There will usually be a hung Parliament unless the largest party is more than 80+ seats ahead: the Tories could not achieve that type of lead in seats when taking office in 1951, 1970, 1979 or 1992. They are less than 50 seats ahead now.

- So hung Parliaments will probably be the norm under FPTP unless the long term trend to multi-party politics is very sharply reversed. Similarly, half of the General Elections between 1918 and 1945 resulted in hung Parliaments, so the 1945-2005 period may become seen as the anomaly, not the norm.

(5) If only one major party backs FPTP it is very difficult for it to survive politically.

- An underappreciated irony is that the current British party system means that coalition negotiations under first-past-the-post will very likely be dominated by the question of electoral reform primarily (however much the LibDems claim to give equal prority to the pupil premium or the banks).

Clearly, that would not happen in the event of a hung Parliament under PR!

Under PR, the parties would have been negotiating primarily over the relative coalition strength and the policy agenda on economy, public spending and perhaps other, less foundational democratic reforms.

- For FPTP to work, it requires a broad consensus between two major parties who both believe they can win under it and so who can take defeat on the chin, backed by broad public legitimacy. This was the case between 1945-74 but has broken down since. If only one party backs the system, a change of government is likely to bring a challenge to the system, especially if cross-party cooperation is ever necessary to govern. Though the pro-FPTP party could avoid this by winning several successive elections on 40% of the vote, it is then ever more likely to provoke a countervailing alliance to defeat it with the first aim of reforming the system.

- Once we get here, the system could survive only through winning a referendum in favour of it, and hoping the electoral geography dodges the "second past the post" bullet.

Perhaps a Conservative-LibDem deal could extend the life of first-past-the-post if anti-reform Tories can win the referendum against the LibDem allies. A Con-Lib coalition might also shift Labour opinion back away from electoral reform (on the grounds of "LibDem betrayal") while shrinking the LibDems, as Tim Horton has suggested and many LibDems fear.

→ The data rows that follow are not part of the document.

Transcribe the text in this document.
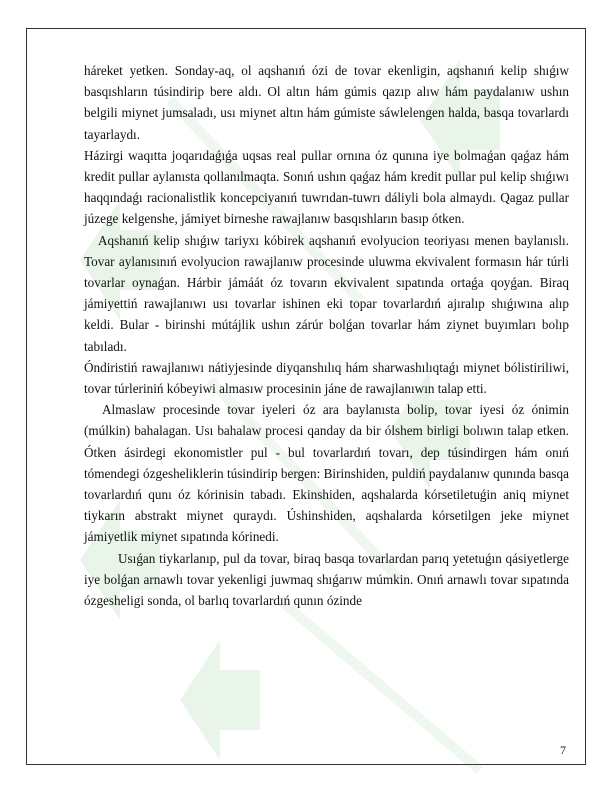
háreket yetken. Sonday-aq, ol aqshanıń ózi de tovar ekenligin, aqshanıń kelip shıǵıw basqıshların túsindirip bere aldı. Ol altın hám gúmis qazıp alıw hám paydalanıw ushın belgili miynet jumsaladı, usı miynet altın hám gúmiste sáwlelengen halda, basqa tovarlardı tayarlaydı.

Házirgi waqıtta joqarıdaǵıǵa uqsas real pullar ornına óz qunına iye bolmaǵan qaǵaz hám kredit pullar aylanısta qollanılmaqta. Sonıń ushın qaǵaz hám kredit pullar pul kelip shıǵıwı haqqındaǵı racionalistlik koncepciyanıń tuwrıdan-tuwrı dáliyli bola almaydı. Qagaz pullar júzege kelgenshe, jámiyet birneshe rawajlanıw basqıshların basıp ótken.

Aqshanıń kelip shıǵıw tariyxı kóbirek aqshanıń evolyucion teoriyası menen baylanıslı. Tovar aylanısınıń evolyucion rawajlanıw procesinde uluwma ekvivalent formasın hár túrli tovarlar oynaǵan. Hárbir jámáát óz tovarın ekvivalent sıpatında ortaǵa qoyǵan. Biraq jámiyettiń rawajlanıwı usı tovarlar ishinen eki topar tovarlardıń ajıralıp shıǵıwına alıp keldi. Bular - birinshi mútájlik ushın zárúr bolǵan tovarlar hám ziynet buyımları bolıp tabıladı.

Óndiristiń rawajlanıwı nátiyjesinde diyqanshılıq hám sharwashılıqtaǵı miynet bólistiriliwi, tovar túrleriniń kóbeyiwi almasıw procesinin jáne de rawajlanıwın talap etti.

Almaslaw procesinde tovar iyeleri óz ara baylanısta bolip, tovar iyesi óz ónimin (múlkin) bahalagan. Usı bahalaw procesi qanday da bir ólshem birligi bolıwın talap etken. Ótken ásirdegi ekonomistler pul - bul tovarlardıń tovarı, dep túsindirgen hám onıń tómendegi ózgesheliklerin túsindirip bergen: Birinshiden, puldiń paydalanıw qunında basqa tovarlardıń qunı óz kórinisin tabadı. Ekinshiden, aqshalarda kórsetiletuǵin aniq miynet tiykarın abstrakt miynet quraydı. Úshinshiden, aqshalarda kórsetilgen jeke miynet jámiyetlik miynet sıpatında kórinedi.

Usıǵan tiykarlanıp, pul da tovar, biraq basqa tovarlardan parıq yetetuǵın qásiyetlerge iye bolǵan arnawlı tovar yekenligi juwmaq shıǵarıw múmkin. Onıń arnawlı tovar sıpatında ózgesheligi sonda, ol barlıq tovarlardıń qunın ózinde

7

Perhaps. But the LibDems are unlikely to shrink to pre-1992 levels, and the "Labour tribalism" effect may well be time limited, unless the Conservatives lost again to a Labour majority government by 2018. A more likely outcome is that the system will blow up in a close general election.

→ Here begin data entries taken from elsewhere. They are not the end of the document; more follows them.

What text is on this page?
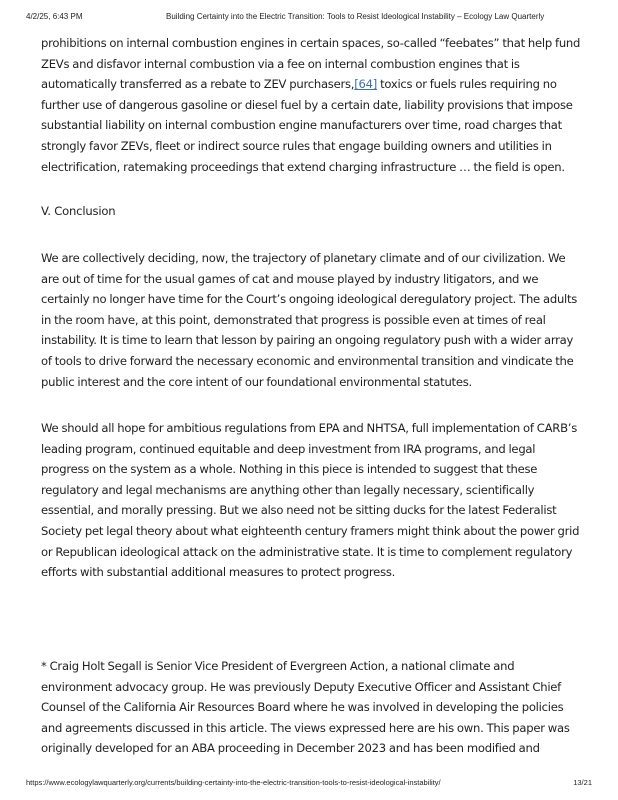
4/2/25, 6:43 PM	Building Certainty into the Electric Transition: Tools to Resist Ideological Instability – Ecology Law Quarterly

prohibitions on internal combustion engines in certain spaces, so-called “feebates” that help fund ZEVs and disfavor internal combustion via a fee on internal combustion engines that is automatically transferred as a rebate to ZEV purchasers,[64] toxics or fuels rules requiring no further use of dangerous gasoline or diesel fuel by a certain date, liability provisions that impose substantial liability on internal combustion engine manufacturers over time, road charges that strongly favor ZEVs, fleet or indirect source rules that engage building owners and utilities in electrification, ratemaking proceedings that extend charging infrastructure … the field is open.

V. Conclusion

We are collectively deciding, now, the trajectory of planetary climate and of our civilization. We are out of time for the usual games of cat and mouse played by industry litigators, and we certainly no longer have time for the Court’s ongoing ideological deregulatory project. The adults in the room have, at this point, demonstrated that progress is possible even at times of real instability. It is time to learn that lesson by pairing an ongoing regulatory push with a wider array of tools to drive forward the necessary economic and environmental transition and vindicate the public interest and the core intent of our foundational environmental statutes.

We should all hope for ambitious regulations from EPA and NHTSA, full implementation of CARB’s leading program, continued equitable and deep investment from IRA programs, and legal progress on the system as a whole. Nothing in this piece is intended to suggest that these regulatory and legal mechanisms are anything other than legally necessary, scientifically essential, and morally pressing. But we also need not be sitting ducks for the latest Federalist Society pet legal theory about what eighteenth century framers might think about the power grid or Republican ideological attack on the administrative state. It is time to complement regulatory efforts with substantial additional measures to protect progress.

* Craig Holt Segall is Senior Vice President of Evergreen Action, a national climate and environment advocacy group. He was previously Deputy Executive Officer and Assistant Chief Counsel of the California Air Resources Board where he was involved in developing the policies and agreements discussed in this article. The views expressed here are his own. This paper was originally developed for an ABA proceeding in December 2023 and has been modified and

https://www.ecologylawquarterly.org/currents/building-certainty-into-the-electric-transition-tools-to-resist-ideological-instability/	13/21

Presumably supporters of the current system must consider this a price worth paying and would, like Attlee in 1951, have to stoically take a bad Umpiring decision on the chin? In fact not. Iain Dale blogged that he would march on Downing Street to protest a bizarre result under first-past-the-post, which means that he supports first-past-the-post, except when it delivers results he thinks are wrong.

***
PS: The Conservatives do propose to make changes to the system, by equalising constituency size.

Left Foot Forward has cited the academic evidence - that this is largely a red herring when it comes to disproportionality generally, or bias against the Tories in particular, because this is more about the geography of their support than constituency size. (And this overlooks the differential turnout issue, where voters in safe Labour seats are much less likely to vote, perhaps rationally, though social class - and its relation to a sense of duty to vote - effects counter that in safe Tory seats).

Moreover, the particular reforms proposed are very questionable - and it would be very difficult to pursue them as a matter of party political contention.

If the reforms are motivated by the need to give the Tories a better chance of a first-past-the-post majority, they face the chicken and egg question of how to secure both a Commons and Lords majority in order to make such changes in their own interest. It is quite absurd for opponents of PR to claim this reform would give votes an "equal value", which anybody can see is not true. Of all of the concessions the LibDems might make to the Tories, supporting sticking plaster reforms to first-past-the-post may be very low down the list.